TÉMOIGNAGES

Témoignage d’une maman tardivement diagnostiquée THADA

Liste des témoignages

Aussi loin que je me rappelle, j’ai toujours eu un mal être et j’étais rejetée des autres.
A l’école victime de toutes les moqueries, considérée comme débile et nulle, je suis restée le souffre douleurs des autres enfants jusqu’en 6 ième, où là je me faisais carrément taper dessus.

A la maison, mes parents ne comprenaient pas mes difficultés scolaires et encore moins mon comportement.
Je me rappelle parfaitement que le médecin de famille, disait que j’avais un sale caractère, aucune volonté et qu’il n’y pouvait rien.
Mon père ma toujours reproché d’être nulle et différente, ma mère disait que je faisais que des châteaux en Espagne, que je m’intéressais qu’au luxe.
Moi j’aimais l’art, les belles choses, et je lisais énormément sur tout.
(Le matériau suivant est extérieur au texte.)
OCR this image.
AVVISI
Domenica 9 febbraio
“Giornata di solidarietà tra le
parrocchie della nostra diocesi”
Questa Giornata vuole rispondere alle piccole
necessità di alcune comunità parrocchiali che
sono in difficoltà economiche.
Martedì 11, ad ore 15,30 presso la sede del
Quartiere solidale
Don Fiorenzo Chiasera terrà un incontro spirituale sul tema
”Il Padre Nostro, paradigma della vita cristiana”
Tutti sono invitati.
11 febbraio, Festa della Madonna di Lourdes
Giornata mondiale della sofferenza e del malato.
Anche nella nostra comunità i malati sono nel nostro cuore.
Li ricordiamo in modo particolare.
C’était la façon que j’avais trouvée de m’évader de ce monde ou j’étais la nulle de service qui ratait tout.

J’ai toujours appris mes leçons et fais mes devoirs, sans que rien ne rentre et je n’avais aucune aide. La plupart des enseignants ou profs que j’ai eu au fil des années m’ont toujours rejetée et souvent insultée.
A l’adolescence, mon mal être n’a fait qu’empirer, je me suis mise a fumer et a traîner avec des voyous, je me suis souvent prise des bonnes cuites.
Au moins j’avais enfin des amis, je faisais partie d’un groupe et ma scolarité était de toute façon au point mort, on m’a mise dans un circuit voie de garage puis en CAP de vente ce que je détestais, moi j’ai toujours voulu être médecin, le reste ne m’intéressait pas du tout.
Je voulais faire des études, apprendre un maximum des choses, cette chance m’a était enlevée dès l’entrée au collège, car avec un CM2 avec 12/20 de moyenne, le directeur a estimé que je devais aller en 6 ième allégée, cela m’a coulé illico, je me suis retrouvée dans une classe d’élève en grandes difficultés, certains mentalement très déséquilibrés.
Le niveau de la classe étant très faible et les cours ennuyeux, je n’ai pu que subir ce sort.
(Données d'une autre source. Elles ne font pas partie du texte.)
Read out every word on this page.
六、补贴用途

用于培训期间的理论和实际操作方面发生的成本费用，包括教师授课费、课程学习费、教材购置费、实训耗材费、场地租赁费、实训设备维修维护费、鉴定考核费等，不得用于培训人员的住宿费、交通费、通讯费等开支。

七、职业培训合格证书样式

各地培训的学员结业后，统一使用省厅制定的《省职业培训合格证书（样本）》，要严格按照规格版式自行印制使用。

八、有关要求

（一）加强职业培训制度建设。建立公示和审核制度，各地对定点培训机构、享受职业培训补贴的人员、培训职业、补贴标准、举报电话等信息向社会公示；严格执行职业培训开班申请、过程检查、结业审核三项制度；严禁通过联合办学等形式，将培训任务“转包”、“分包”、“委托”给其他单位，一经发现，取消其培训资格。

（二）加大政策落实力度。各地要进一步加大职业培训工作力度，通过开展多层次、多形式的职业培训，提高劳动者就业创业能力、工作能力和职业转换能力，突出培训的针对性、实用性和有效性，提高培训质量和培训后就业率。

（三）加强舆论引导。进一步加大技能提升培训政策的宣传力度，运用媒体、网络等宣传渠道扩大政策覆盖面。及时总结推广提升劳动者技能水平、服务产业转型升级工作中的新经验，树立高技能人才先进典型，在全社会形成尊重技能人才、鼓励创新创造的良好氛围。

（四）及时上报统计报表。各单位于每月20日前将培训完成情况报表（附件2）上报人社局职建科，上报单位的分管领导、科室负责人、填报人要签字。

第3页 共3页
Je me suis intéressée à la psychologie vers 16 ans, et à partir de là j’ai toujours essayé de comprendre ce qui ne collait pas chez moi.

J’ai rencontré celui qui allait devenir mon mari a 17 ans, cela m’a coupé de mes anciens amis, et étant déscolarisée j’ai passé la majorité de mon temps à lire et à déprimer, tout en sortant le WE en boite ou autres.

Je n’ai jamais eu l’aide des médecins, qui n’ont fait que me donner des calmants divers, en disant a mes parents que je n’avais pas de volonté, et toujours mauvais caractère.

Je suis partie de chez mes parents a 18 ans pour vivre avec mon copain, j’ai travaillé 3 mois comme caissière dans une grande surface et cela fut un échec épouvantable pour moi, je ne faisais que des erreurs, d’un jour à l’autre je ne savais même plus me servir de la caisse enregistreuse, je ne supportais pas les remarques désagréables des clients, je ne pouvais accepter d’être insultée juste parce que j’était une débutante.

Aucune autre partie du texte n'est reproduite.